Logan re-joined Lynch Mob in early 2012 and was the co-songwriter and vocalist on the 2012 Sound Mountain Sessions EP. He also toured with Lynch Mob promoting the EP in the summer of 2012. In 2014, Logan partnered with George Lynch again to record an EP titled Sun Red Sun, which was released in October 2014. Logan and Lynch subsequently signed a recording contract with Frontiers Records, releasing two more full-length albums as Lynch Mob, Rebel (2015) and The Brotherhood (2017). Logan departed the band once again in early 2018 announcing that he would be putting together a new recording and touring project.

Since 2012, Oni has also toured with The DIO Disciples, consisting of various members of the band Dio. In May 2013, Logan performed in Las Vegas with Raiding the Rock Vault, substituting for Paul Shortino. In October 2022 he returned to the show, now playing at the Rio Hotel & Casino.

In 2023, Oni released a new EP titled "The Cosmic Trust Sessions" via on his website http://www.oniloganofficial.com/ Available only as a physical CD purchase.

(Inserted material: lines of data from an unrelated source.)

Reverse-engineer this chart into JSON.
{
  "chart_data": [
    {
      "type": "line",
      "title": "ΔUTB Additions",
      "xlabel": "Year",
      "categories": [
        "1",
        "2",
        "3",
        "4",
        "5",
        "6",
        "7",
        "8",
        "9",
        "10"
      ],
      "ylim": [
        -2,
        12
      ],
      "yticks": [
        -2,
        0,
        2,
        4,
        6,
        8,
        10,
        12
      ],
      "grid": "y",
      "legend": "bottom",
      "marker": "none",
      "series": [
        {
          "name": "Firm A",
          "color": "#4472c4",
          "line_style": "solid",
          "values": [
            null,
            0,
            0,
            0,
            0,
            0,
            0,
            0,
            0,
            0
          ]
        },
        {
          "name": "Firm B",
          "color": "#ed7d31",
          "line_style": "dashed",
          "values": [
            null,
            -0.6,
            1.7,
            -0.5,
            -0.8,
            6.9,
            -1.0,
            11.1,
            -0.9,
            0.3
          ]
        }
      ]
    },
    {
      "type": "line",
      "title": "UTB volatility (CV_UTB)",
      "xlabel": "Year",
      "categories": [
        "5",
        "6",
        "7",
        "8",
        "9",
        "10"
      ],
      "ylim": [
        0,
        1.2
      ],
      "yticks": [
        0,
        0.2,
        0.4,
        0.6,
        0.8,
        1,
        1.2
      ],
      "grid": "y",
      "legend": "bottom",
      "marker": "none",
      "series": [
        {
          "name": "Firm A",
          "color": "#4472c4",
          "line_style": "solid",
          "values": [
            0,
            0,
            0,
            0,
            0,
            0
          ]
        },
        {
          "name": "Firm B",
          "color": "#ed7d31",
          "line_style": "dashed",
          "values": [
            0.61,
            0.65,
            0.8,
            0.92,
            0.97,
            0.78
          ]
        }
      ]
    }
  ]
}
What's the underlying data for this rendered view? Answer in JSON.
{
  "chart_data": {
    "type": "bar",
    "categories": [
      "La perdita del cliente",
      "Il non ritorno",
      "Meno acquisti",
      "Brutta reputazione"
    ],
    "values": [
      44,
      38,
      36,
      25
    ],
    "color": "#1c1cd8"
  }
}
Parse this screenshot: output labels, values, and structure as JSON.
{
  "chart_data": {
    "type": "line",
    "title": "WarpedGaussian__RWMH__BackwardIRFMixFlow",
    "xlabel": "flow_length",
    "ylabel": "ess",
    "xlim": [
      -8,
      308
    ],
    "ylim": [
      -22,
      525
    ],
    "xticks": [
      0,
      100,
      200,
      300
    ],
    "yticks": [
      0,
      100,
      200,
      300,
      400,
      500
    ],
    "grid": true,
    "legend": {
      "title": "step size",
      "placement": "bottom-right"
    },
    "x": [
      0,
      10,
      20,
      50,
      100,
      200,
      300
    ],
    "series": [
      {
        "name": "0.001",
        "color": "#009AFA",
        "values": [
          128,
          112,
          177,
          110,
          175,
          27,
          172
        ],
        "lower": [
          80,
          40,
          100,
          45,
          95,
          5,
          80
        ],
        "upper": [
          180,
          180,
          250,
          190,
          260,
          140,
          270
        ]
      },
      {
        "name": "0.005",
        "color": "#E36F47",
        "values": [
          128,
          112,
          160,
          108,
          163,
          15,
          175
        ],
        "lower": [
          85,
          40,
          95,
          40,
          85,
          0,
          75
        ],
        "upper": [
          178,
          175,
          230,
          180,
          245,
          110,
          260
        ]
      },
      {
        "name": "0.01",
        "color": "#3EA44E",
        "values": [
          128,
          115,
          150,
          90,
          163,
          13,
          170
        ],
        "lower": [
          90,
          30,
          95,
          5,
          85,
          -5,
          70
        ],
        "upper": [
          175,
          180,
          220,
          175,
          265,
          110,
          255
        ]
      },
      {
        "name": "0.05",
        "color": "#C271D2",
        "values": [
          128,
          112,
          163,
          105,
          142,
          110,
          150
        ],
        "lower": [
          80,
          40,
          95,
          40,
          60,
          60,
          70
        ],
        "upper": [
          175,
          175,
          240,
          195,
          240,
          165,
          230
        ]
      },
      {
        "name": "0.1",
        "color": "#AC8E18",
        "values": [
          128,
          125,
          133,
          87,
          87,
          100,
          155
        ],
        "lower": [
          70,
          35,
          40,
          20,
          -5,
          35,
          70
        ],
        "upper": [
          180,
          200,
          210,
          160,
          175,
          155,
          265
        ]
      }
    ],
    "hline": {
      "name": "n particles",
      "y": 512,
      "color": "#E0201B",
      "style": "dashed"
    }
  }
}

The EP was recorded in March 2022 featuring musicians Jimmy Zollo on guitars, Drew Zollo on bass and Matt Laug on drums, who has been touring with AC/DC since 2023.

In 2024, Oni was a guest on "The Chuck Shute Podcast" YouTube channel for his first ever podcast interview.

In 2025, Oni was recently a guest on "Appetite for Distortion Podcast" YouTube channel.

== Personal life ==

He also has a young daughter named Delilah Marie.

== Discography ==

=== Lynch Mob ===
- Wicked Sensation (1990)
- Syzygy (1998)
- Smoke and Mirrors (2009)
- Sound Mountain Session EP (2012)
- Unplugged: Live from Sugarhill Studios (2013)
- Sun Red Sun (2014)
- Rebel (2015)
- The Brotherhood (2017)
- Wicked Sensation (Reimagined) (2020)

=== Logan/Robertson ===
- Revisited (2001)

=== Running Wild ===
- The Brotherhood (2002)

=== Oni Logan ===

- Stranger in a Foreign Land (2005)
- The Cosmic Trust Sessions EP (2023)

=== Liberty N' Justice ===
- Soundtrack of a Soul (2006)

=== Misc. ===
Ronnie James Dio: This Is Your Life (2014, featuring Jimmy Bain, Rowan Robertson, and Brian Tichy, covering "I")

Steve Saluto - "12" EP (2013) Featuring Oni Logan, Brian Tichy, Steve Saluto and Thomas Nero.